To ease comparison here is the definition of the term cogent by the translation site Almaany.

An important element of the philosophy of life -here the difference with belief becomes more apparent- of the Pastafarians is precisely the opposite of this bullying. The ruling quotes:

  [we] are very serious and promote a life attitude of kindness, non-violence, tolerance, sobriety, modesty and relativism.” (my emphasis, FG)

Undeniably, this philosophy of life is partly inspired by what the Pastafarians find worrying about a number of movements that are generally regarded as religion. To claim –implicitly, but still – in one stroke that all religions have great power of persuasion as a whole is a travesty. Better said: it is certainly not strange to put forward such an argument at the drinks table, but very embarrassing when legal experts use it in a ruling.

The Division further states that a philosophy of life should not contain too many elements of criticism of other faiths.

However, in effect this means that new faiths are not allowed to do so. After all, anyone who seriously examines the relationship between the content of the three Abrahamic religions cannot ignore the fact that in Christianity Judaism is ‘corrected’, and even less so the fact that Islam presents itself as a ‘correction’ on Judaism and Christianity.

Most clearly the character of Islam as a mockery of Christianity is expressed in the so-called blasphemy verse of Qur’an: 5:116.

In many places in the Qur’an, the doctrine of the holy trinity is under attack. Directly or –even more viciously– in a casual way. Verse 5:116 I consider to be the most anti-Christian for two reasons.

First, because here Jesus is actually being made a bit of a fool here. Contradicting Christianity is put in the mouth of Jesus himself with the suggestion embedded in it that perhaps he himself might have been busy cheating. He apologizes to Allah…

In addition, because it is presented as if not the Holy Spirit but Mary is designated as the third deity alongside God the Father and Jesus …

Characteristics, not a definition

The preliminary question raised by the Council is not answered with a definition of ‘religions, beliefs or philosophies of life’ but lists a few characteristics:

According to settled case law of the ECtHR, the condition for designating a set of beliefs as a religion or belief within the meaning of Article 9 of the ECHR is that these beliefs

 … attain a certain level of cogency, seriousness, cohesion and importance

In that sense, it is a reminder of the way in which many people deal with the battle cry ‘Islamophobia’.

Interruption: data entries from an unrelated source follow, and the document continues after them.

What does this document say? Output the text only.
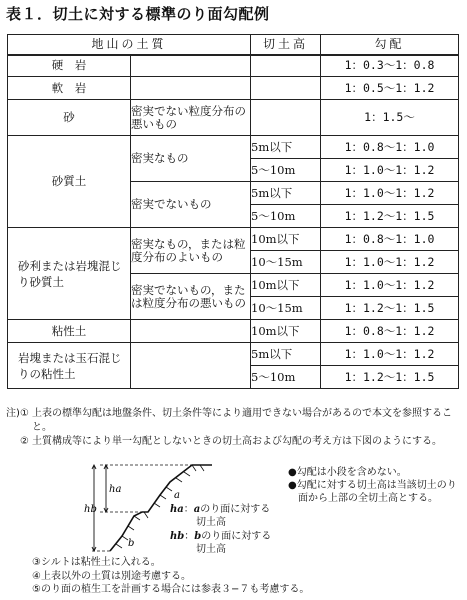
表１．切土に対する標準のり面勾配例
地山の土質		切土高	勾配
硬　岩			1：0.3〜1：0.8
軟　岩			1：0.5〜1：1.2
砂	密実でない粒度分布の悪いもの		1：1.5〜
砂質土	密実なもの	5m以下	1：0.8〜1：1.0
		5〜10m	1：1.0〜1：1.2
	密実でないもの	5m以下	1：1.0〜1：1.2
		5〜10m	1：1.2〜1：1.5
砂利または岩塊混じり砂質土	密実なもの，または粒度分布のよいもの	10m以下	1：0.8〜1：1.0
		10〜15m	1：1.0〜1：1.2
	密実でないもの，または粒度分布の悪いもの	10m以下	1：1.0〜1：1.2
		10〜15m	1：1.2〜1：1.5
粘性土		10m以下	1：0.8〜1：1.2
岩塊または玉石混じりの粘性土		5m以下	1：1.0〜1：1.2
		5〜10m	1：1.2〜1：1.5
注) ① 上表の標準勾配は地盤条件、切土条件等により適用できない場合があるので本文を参照すること。
② 土質構成等により単一勾配としないときの切土高および勾配の考え方は下図のようにする。
ha
hb
a
b
ha：aのり面に対する
切土高
hb：bのり面に対する
切土高
●勾配は小段を含めない。
●勾配に対する切土高は当該切土のり面から上部の全切土高とする。
③シルトは粘性土に入れる。
④上表以外の土質は別途考慮する。
⑤のり面の植生工を計画する場合には参表３−７も考慮する。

Page 288 of my 2010 book ‘Islamophobia?’ (in Dutch only). I guess you guessed correctly that the Dutch word ‘leeg’ means ’empty’.

NOTES:

1. Here is the link to the ruling at the Council of State itself. Its Code reads: ECLI:NL:RVS:2018:2715

2. More articles here at ODP on the subject of judicial activism / judicial internationalism can be found in the category ‘Judicial Activism’ (Judact). Categories and tags can be found in the footer of this website.

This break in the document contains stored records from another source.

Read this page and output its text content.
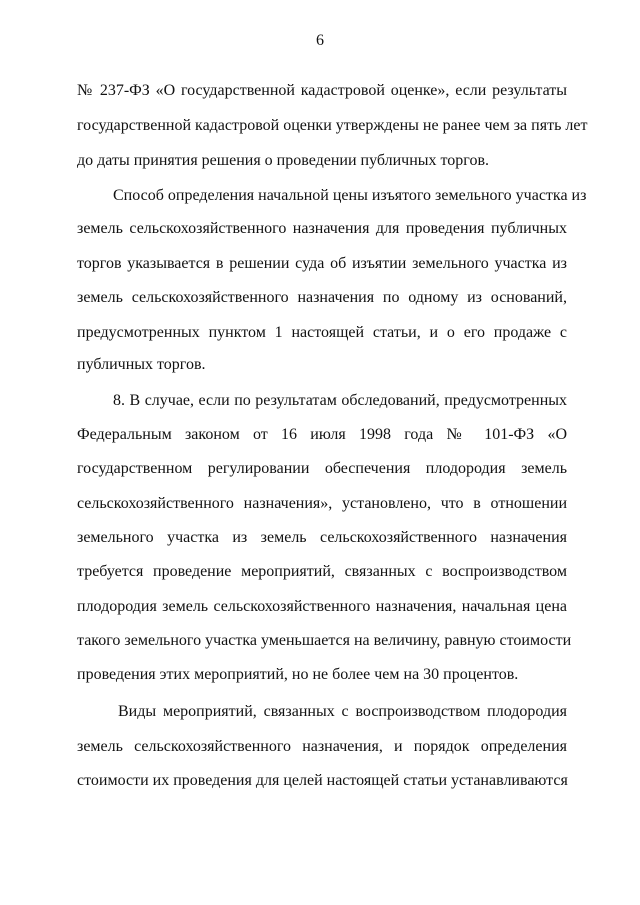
6
№ 237-ФЗ «О государственной кадастровой оценке», если результаты
государственной кадастровой оценки утверждены не ранее чем за пять лет
до даты принятия решения о проведении публичных торгов.
Способ определения начальной цены изъятого земельного участка из
земель сельскохозяйственного назначения для проведения публичных
торгов указывается в решении суда об изъятии земельного участка из
земель сельскохозяйственного назначения по одному из оснований,
предусмотренных пунктом 1 настоящей статьи, и о его продаже с
публичных торгов.
8. В случае, если по результатам обследований, предусмотренных
Федеральным законом от 16 июля 1998 года № 101-ФЗ «О
государственном регулировании обеспечения плодородия земель
сельскохозяйственного назначения», установлено, что в отношении
земельного участка из земель сельскохозяйственного назначения
требуется проведение мероприятий, связанных с воспроизводством
плодородия земель сельскохозяйственного назначения, начальная цена
такого земельного участка уменьшается на величину, равную стоимости
проведения этих мероприятий, но не более чем на 30 процентов.
Виды мероприятий, связанных с воспроизводством плодородия
земель сельскохозяйственного назначения, и порядок определения
стоимости их проведения для целей настоящей статьи устанавливаются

3. This is particularly the case with Qu’ranic verse 33:59, but verse 24:60 also has veiling as its subject. Especially when these two verses are viewed in conjunction, there can be no misunderstanding about the purpose of veiling according to the Qu’ran. There are various authoritative texts within Islam, but there is not a single Muslim or expert on Islam who would deny that the Qur’an is the most important among them.

4. The fact that the defence did not zoom in on the difference between those two concepts, does not exonerate the state councils. Especially not in a ruling in which one explicitly states that one is in the process of answering a preliminary-question on the subject.

7.  Here is the link to the text of Article 6 of the Constitution including its history.
It is very striking that the further into the past, the more sensible the formulation is. 1798: “No civil advantages, or disadvantages, are attached to the practice of any Ecclesiastical Doctrine.”
In particular, the fact that practicing any kind of religion should not lead to favouritism by the state nowadays is painfully missing.